This year’s Nobel Prize in Chemistry goes to two researchers who have independently discovered a group of completely new tools for customizing organic molecules. The identified catalysts also allow the targeted production of only one of the two variants of asymmetric molecules. Benjamin List from the Max Planck Institute for Coal Research in Mülheim found that individual amino acids such as proline were suitable catalysts for the production of such molecules. David MacMillan of Princeton University has identified further catalysts based on so-called iminium ions. Since then, the asymmetric organocatalysis developed by both researchers has opened up completely new possibilities for the production of customized organic molecules for use in chemistry, drug production and other fields.
Without catalysis, many chemical reactions would not take place and much of our own metabolism would not be possible. In order to break chemical bonds and create new ones, it is often necessary to overcome the energy barrier. The catalyst does this by temporarily participating in the reaction, for example by transferring electrons from one molecule to another. Before the two prize winners published their groundbreaking discoveries in 2000, only two types of such catalysts were known. In nature, as well as in the human body, enzymes serve as assistants in catalytic reactions. Entire series of such proteins are often linked in series to sustain complex biochemical reactions. However, the use of these enzymes for catalysis in the laboratory is complex and not always possible.
The second type of catalyst are inorganic metal compounds, such as those used in automotive exhaust gas treatment systems. However, they are usually not very environmentally friendly, and many of them only work effectively in the absence of oxygen and in a dry environment. Moreover, these inorganic catalysts usually produce mixtures of molecules, so-called racemates: for chiral molecules that are asymmetric in shape and exist in two configurations or “handedness”, these catalysts usually produce both forms in almost equal proportions. The problem though: especially in biochemistry and medicine, chirality plays a decisive role in the properties, function and behavior of a molecule. One variant may be an effective drug while the other is ineffective. This is where the work of the two award winners begins.
List: Amino acid as a catalyst
Benjamin Lists began his research with enzymes – complex proteins made up of hundreds of amino acids. He asked himself if the sum of all amino acids and their configuration are always necessary for the catalytic function of an enzyme: Could it be that only one or a few amino acids are sufficient for certain catalytic reactions?

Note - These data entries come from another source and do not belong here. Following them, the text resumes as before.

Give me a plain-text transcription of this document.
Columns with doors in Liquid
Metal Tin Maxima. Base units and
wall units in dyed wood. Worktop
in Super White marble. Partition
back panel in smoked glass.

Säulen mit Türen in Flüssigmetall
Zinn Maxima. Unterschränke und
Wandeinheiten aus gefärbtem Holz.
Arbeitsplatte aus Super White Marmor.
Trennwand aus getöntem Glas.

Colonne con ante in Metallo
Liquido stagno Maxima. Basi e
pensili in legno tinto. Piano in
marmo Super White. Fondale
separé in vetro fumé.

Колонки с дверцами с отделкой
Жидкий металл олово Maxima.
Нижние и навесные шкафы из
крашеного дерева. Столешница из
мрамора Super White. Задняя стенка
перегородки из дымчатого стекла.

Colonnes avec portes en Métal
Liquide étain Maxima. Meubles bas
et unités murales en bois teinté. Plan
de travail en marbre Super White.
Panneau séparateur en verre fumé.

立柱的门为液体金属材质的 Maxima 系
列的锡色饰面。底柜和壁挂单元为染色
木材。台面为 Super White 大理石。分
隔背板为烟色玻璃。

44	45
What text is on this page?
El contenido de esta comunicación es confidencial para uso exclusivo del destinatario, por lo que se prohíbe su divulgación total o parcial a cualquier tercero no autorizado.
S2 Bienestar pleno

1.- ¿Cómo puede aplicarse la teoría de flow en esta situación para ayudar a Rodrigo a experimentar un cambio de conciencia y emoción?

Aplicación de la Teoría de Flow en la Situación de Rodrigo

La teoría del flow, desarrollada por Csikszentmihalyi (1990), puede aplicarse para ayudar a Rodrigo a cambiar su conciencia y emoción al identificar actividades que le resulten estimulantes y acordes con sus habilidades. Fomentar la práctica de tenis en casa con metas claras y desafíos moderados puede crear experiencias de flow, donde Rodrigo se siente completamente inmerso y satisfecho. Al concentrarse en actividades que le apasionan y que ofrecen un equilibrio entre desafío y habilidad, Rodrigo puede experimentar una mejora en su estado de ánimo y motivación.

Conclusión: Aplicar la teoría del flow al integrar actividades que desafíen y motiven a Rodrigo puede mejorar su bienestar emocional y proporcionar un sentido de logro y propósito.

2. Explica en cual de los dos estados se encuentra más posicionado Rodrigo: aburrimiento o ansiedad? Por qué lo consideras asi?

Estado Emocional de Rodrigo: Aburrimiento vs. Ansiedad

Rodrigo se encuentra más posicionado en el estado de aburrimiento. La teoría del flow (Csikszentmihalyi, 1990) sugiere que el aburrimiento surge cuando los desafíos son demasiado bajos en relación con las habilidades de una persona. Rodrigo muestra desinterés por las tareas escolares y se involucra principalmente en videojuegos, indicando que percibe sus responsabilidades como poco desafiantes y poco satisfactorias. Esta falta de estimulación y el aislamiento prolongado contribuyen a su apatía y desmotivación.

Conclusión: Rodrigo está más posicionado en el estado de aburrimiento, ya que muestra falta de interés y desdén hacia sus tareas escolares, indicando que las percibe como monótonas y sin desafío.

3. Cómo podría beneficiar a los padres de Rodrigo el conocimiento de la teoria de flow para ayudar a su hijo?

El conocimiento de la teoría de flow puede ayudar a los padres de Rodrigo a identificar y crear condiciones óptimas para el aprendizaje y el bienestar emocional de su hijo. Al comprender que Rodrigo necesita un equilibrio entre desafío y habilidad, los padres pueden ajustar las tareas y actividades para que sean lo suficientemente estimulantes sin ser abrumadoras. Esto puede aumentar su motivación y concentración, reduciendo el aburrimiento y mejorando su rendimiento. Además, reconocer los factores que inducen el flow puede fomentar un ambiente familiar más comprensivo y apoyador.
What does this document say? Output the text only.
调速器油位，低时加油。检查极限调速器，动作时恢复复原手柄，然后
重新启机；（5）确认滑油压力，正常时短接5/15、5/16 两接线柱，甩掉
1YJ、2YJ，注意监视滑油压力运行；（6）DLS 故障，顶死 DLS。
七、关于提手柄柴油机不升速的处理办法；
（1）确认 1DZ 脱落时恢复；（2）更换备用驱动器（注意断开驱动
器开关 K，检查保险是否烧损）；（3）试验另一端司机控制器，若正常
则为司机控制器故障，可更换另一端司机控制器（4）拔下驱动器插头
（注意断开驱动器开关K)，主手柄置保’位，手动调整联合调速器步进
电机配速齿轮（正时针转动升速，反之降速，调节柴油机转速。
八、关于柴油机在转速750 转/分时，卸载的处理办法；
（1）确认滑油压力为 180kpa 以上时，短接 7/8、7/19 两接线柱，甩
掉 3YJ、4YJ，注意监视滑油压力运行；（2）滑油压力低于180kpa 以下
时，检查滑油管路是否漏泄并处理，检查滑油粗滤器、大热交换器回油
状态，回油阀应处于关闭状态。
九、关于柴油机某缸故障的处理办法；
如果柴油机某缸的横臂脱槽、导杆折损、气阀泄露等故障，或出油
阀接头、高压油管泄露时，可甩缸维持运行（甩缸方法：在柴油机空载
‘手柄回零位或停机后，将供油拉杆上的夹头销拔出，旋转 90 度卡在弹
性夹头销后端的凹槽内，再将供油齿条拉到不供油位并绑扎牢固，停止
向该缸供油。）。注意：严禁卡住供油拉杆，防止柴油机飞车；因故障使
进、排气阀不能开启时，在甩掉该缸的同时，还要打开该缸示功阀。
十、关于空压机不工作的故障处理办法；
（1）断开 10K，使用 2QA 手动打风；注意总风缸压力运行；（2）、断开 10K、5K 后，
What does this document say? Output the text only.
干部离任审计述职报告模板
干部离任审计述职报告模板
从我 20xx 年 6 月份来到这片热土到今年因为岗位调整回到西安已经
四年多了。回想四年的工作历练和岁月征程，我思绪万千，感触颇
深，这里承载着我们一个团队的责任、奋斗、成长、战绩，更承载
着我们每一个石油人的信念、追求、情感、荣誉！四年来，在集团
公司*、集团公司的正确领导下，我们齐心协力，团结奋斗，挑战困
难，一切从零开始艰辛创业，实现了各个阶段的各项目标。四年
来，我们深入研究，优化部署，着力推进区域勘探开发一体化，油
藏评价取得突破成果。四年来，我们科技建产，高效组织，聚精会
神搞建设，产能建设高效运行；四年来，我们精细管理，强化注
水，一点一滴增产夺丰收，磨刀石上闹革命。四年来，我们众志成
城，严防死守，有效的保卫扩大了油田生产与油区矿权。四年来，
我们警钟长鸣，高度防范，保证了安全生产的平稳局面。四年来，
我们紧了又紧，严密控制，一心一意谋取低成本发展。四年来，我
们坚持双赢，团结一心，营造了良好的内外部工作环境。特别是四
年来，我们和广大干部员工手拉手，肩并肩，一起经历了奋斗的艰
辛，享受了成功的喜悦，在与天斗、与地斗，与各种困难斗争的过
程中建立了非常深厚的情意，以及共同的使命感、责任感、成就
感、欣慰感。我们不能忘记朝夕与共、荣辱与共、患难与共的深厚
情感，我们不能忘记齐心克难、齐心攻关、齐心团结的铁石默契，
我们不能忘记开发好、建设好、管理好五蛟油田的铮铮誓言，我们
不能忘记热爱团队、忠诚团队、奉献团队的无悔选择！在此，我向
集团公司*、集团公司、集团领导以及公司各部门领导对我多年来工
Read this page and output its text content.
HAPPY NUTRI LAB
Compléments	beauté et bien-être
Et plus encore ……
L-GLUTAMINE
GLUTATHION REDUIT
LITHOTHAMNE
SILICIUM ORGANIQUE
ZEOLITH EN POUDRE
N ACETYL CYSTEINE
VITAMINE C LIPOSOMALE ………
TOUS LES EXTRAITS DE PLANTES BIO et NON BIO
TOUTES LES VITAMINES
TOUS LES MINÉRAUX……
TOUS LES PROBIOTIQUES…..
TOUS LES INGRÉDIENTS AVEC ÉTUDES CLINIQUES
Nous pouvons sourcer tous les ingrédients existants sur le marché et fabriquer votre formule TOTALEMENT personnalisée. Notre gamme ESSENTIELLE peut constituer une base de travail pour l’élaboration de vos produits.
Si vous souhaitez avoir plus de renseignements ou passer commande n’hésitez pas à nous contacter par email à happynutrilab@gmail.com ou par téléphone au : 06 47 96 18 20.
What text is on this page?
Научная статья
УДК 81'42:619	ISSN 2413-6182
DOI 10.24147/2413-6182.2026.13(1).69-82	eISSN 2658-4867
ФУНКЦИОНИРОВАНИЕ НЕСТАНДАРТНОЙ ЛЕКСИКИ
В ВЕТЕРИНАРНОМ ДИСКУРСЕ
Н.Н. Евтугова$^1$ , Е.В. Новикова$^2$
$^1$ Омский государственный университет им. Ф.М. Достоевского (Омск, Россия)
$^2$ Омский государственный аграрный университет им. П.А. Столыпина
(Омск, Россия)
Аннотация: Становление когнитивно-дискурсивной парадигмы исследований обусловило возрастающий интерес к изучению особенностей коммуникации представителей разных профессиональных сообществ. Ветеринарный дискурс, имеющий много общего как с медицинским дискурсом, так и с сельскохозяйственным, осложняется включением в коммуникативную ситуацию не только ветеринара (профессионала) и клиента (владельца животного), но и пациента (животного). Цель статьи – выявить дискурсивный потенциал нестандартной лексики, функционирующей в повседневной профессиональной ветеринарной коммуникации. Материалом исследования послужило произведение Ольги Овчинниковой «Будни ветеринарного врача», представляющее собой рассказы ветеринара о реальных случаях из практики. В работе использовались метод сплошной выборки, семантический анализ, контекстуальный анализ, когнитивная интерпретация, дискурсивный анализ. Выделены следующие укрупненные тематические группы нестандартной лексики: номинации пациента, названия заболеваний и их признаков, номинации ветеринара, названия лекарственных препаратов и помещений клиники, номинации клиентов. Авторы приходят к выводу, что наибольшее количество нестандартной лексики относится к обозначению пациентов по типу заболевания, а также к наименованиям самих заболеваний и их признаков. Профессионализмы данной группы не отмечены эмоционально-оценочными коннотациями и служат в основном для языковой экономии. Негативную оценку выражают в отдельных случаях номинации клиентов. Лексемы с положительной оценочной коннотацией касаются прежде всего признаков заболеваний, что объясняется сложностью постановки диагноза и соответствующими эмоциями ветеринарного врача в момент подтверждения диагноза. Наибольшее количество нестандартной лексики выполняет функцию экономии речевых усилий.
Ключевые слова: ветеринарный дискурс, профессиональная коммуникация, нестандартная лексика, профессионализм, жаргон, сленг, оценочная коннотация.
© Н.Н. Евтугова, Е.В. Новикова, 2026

To find the answer, List experimented with the amino acid proline, which was known to be catalytically active in some chemical reactions. In his experiments, the researcher checked whether proline could catalyze the so-called aldol reaction. In this reaction, acetone and aromatic aldehydes react with each other and form new carbon-carbon bonds.
It worked: As List learned, the interaction of the nitrogen atom contained in proline with the proton of the reaction partner creates an intermediate product that stabilizes and supports the formation of a new compound. And not only that: unlike metal catalysts, one of the two asymmetric molecular forms was formed preferentially. The letter published its results in February 200 and described the concept as an entirely new form of asymmetric catalysis with organic molecules.
MacMillan: Wanted Iminium Ion
Around the same time, David MacMillan was working on a very similar catalytic principle at the University of California, Berkeley. He was looking for simple organic molecules that could form a specific ion, the so-called iminium ion. In this charged molecular form, the nitrogen atom is bound to the hydrocarbon structure such that it can accept an electron. Thanks to this, it can serve as a catalyst in chemical reactions. After experimenting with various molecules, MacMillan found the configuration that successfully and reliably formed the imine ion he wanted. Using the example of the Diels-Alder reaction in which cyclic hydrocarbon compounds are formed, the researcher not only showed that his organic catalysts work, but also preferentially produce one of the two asymmetric molecular forms. His results were also published in 2000, and MacMillan coined the term organocatalysis for them.
“The concept of catalysis is as simple as it is genius,” says Johan Åqvist, chairman of the Nobel Prize Committee in Chemistry. The work of List and MacMillan created the starting point for an entirely new field of catalysis, and thus opened up new possibilities for the easy production of asymmetric molecules in the desired configuration. In addition to raw materials for the production of pharmaceuticals and chemicals, this includes, for example, new materials for organic solar cells. Since organic catalysts are also non-toxic and environmentally friendly, unlike many metal catalysts, they also help make chemistry a bit greener.